20. Dejavu

95 55 71
                                    

"Bisakah gue jadi yang lebih pantas untuk dia?"

Arloji milik Kevin berbunyi, menandakan waktu sudah memasuki dini hari. Tujuh lelaki jangkung dan berwajah tampan itu duduk melingkar di salah satu meja, di sebuah angkringan pinggir jalan. Satu diantara mereka terlihat sibuk menghubungi seseorang. Sudah sekitar 10 panggilan ia coba, tapi tidak kunjung ada jawaban.

"Gimana Sa?" suara serak milik Raja memecah keheningan. Semua orang menoleh, melihat Aksa yang menggelengkan kepalanya. The Aplomb dan Penumbra sedang bersama, mereka mengkhawatirkan Ale yang tiba-tiba saja pergi setelah membakar motor seseorang.

Terdengar embusan napas panjang dari Raja. Raja tidak ingin masalah ini jadi besar, mengingat akhir bulan akan ada balapan yang berlangsung. Dan, setahu Raja, motor yang tadi Ale bakar itu, mereka masuk ke dalam komunitas besar gang motor di Jakarta.

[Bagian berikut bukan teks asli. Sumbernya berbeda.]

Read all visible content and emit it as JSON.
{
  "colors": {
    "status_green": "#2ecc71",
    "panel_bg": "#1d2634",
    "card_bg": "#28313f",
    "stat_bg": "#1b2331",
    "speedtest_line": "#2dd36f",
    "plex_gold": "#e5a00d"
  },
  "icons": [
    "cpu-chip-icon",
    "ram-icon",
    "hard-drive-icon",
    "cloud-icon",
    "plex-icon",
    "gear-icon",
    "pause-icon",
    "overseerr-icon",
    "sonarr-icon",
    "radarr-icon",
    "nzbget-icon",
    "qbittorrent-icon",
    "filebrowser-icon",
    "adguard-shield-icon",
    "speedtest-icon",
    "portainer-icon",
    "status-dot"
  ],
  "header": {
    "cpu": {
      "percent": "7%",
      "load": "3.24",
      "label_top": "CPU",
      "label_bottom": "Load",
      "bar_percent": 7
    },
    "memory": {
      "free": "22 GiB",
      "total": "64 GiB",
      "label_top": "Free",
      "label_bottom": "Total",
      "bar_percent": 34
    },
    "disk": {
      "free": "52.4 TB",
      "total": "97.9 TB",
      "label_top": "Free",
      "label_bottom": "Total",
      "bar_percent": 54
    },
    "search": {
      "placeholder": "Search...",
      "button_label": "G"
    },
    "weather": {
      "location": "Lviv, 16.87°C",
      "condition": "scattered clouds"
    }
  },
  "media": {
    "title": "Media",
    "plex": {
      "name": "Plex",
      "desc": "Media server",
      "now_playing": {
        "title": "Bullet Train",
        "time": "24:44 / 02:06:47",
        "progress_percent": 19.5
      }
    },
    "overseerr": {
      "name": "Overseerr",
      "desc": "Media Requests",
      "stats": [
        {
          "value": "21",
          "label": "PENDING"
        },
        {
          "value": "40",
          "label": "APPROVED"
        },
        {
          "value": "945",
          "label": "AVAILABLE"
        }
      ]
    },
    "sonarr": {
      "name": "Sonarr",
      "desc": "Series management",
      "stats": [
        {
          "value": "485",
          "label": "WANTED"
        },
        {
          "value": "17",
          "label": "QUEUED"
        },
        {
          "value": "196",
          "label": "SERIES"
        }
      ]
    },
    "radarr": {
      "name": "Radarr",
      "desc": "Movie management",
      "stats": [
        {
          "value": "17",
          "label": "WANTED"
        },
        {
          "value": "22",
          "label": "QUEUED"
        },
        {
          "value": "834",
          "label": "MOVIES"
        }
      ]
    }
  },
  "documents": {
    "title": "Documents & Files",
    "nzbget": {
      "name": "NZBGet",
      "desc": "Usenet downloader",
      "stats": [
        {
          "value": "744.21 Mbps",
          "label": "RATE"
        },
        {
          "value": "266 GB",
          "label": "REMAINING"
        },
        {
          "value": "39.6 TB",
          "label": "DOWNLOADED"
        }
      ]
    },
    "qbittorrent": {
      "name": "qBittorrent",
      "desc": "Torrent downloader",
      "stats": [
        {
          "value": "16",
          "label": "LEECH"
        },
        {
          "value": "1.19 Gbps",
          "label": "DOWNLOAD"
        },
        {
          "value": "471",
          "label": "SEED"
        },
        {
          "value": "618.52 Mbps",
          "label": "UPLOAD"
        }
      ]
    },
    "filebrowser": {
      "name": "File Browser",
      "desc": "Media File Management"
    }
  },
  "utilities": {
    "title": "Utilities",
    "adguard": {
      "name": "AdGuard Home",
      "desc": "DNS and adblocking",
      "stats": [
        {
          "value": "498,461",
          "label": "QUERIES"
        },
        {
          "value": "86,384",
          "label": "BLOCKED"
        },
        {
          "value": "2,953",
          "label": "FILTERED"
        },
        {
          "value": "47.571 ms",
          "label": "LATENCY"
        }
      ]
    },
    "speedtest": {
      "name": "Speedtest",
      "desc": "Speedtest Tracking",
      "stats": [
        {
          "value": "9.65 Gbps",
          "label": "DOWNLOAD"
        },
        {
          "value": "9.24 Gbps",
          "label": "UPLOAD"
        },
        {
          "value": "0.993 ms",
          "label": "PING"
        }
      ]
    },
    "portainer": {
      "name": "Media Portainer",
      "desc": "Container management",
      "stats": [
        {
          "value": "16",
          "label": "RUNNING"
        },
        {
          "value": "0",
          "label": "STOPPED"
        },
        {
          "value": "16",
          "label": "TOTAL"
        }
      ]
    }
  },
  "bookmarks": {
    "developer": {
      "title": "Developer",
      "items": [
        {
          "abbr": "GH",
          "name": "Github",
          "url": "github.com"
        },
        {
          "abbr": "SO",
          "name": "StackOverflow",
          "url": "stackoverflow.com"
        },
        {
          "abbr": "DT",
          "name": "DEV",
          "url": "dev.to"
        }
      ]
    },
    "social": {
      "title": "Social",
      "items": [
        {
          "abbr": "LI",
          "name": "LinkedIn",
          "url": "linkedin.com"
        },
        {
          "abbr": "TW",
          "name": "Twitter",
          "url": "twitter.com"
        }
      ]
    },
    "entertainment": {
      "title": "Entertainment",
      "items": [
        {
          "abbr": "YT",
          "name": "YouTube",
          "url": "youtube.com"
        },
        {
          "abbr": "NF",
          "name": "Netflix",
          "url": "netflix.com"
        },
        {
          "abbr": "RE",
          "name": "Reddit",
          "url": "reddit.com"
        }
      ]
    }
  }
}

Raja kembali mengingat bagaimana mata tajam milik ketua gang Penumbra itu. Tidak hanya tajam, tapi menusuk, dan siap membunuh secara terang-terangan. Kalau bicara fakta, ya, memang 5 lelaki tadi salah. Mereka dengan sengaja menyenggol Ale, mungkin niat awalnya untuk bercanda. Namun siapa sangka, Ale tidak bisa menjaga keseimbangannya. Lelaki itu seperti banyak pikiran, benar-benar tidak fokus.

Raja melepaskan pandangannya ke seluruh manusia yang masih berada di angkringan itu. Pandangannya beralih melihat teman-temannya, embusan napasnya kembali terdengar.

"Udah dini hari, kita semua perlu istirahat."

Raja bangun dari duduknya, memanggil salah satu abang-abang di sana untuk membayar apa saja yang sudah ia pesan. "Totalnya jadi 65.000, mas," katanya setelah menghitung. Raja menyerahkan uang lebih dari totalnya, balasan karena sudah terlalu lama duduk di sana. Anggota Penumbra berdiri, saling memberi tos satu sama lain dengan The Aplomb.

"Hati-hati ya, Rid, Sa, kalau ada kabar soal Ale tolong oper ke Kevin atau ke gue langsung," kata Raja menepuk pelan bahu dua orang itu. Di lain sisi, Tyo, David, Kevin, dan Deri saling memberi support satu sama lain. Mereka berpelukan layaknya tim sepak bola yang ingin bertanding. Sudah bukan hal asing lagi melihat 4 orang itu sangat akrab seperti saudara. Mereka seperti cermin.

Raja kembali pada teman-temannya, memakai jaket dan bersiap untuk pergi.

Ting!

Satu notifikasi dari seseorang muncul. Kalila Nayanika, gadis itu rupanya masih terbangun. "Ngapain dia jam segini masih bangun?" gumamnya, membuat Kevin si jahil menyenggol Raja dengan sikunya.

"Siapa tuh?" matanya menyipit, kakinya berjinjit, berusaha melihat ke dalam ponsel Raja.

"Teman."

Wajahnya yang terlihat dingin dengan kulit cerah, alis yang sedikit menikuk ke belakang, serta matanya yang selalu menatap kosong pada siapapun, malam ini tidak lagi. Wajahnya melunak, binar matanya menunjukkan bahagia, ia terlihat sangat hangat dan bersahabat. Membuat keempat temannya memandang heran.

"Heh, lagi chat-an sama siapa lo, anjir?" tanya Deri yang tak kalah penasaran dari Kevin. Raja tidak sadar jika bibirnya membentuk bulan sabit dengan sempurna di depan teman-temannya. Kali pertama, setelah kematian Pangestu, The Aplomb kembali melihat senyum Raja–tanpa Yuna dan Raya di sampingnya, yang bisa membuat semua orang jatuh cinta dan ingin memilikinya.

Raja mendongak, menatap satu per satu temannya yang sudah menatapnya dengan penasaran. "Dia.., teman kantor gue," jawabnya pelan.

"Teman apa gebetan?" Kevin kembali bertaya dengan senyumnya yang menggoda.

"Teman, Vin!" kilah Raja dengan cepat. "Ah..., kalau teman gak senyum-senyum se–" Raja dengan cepat membekap mulut lelaki itu dan mendorong pelan, menjauh dari dirinya. Kepalanya menggeleng, melihat Kevin yang masih saja punya tenaga setelah baku hantam tadi. Ponselnya kembali ia simpan di dalam saku.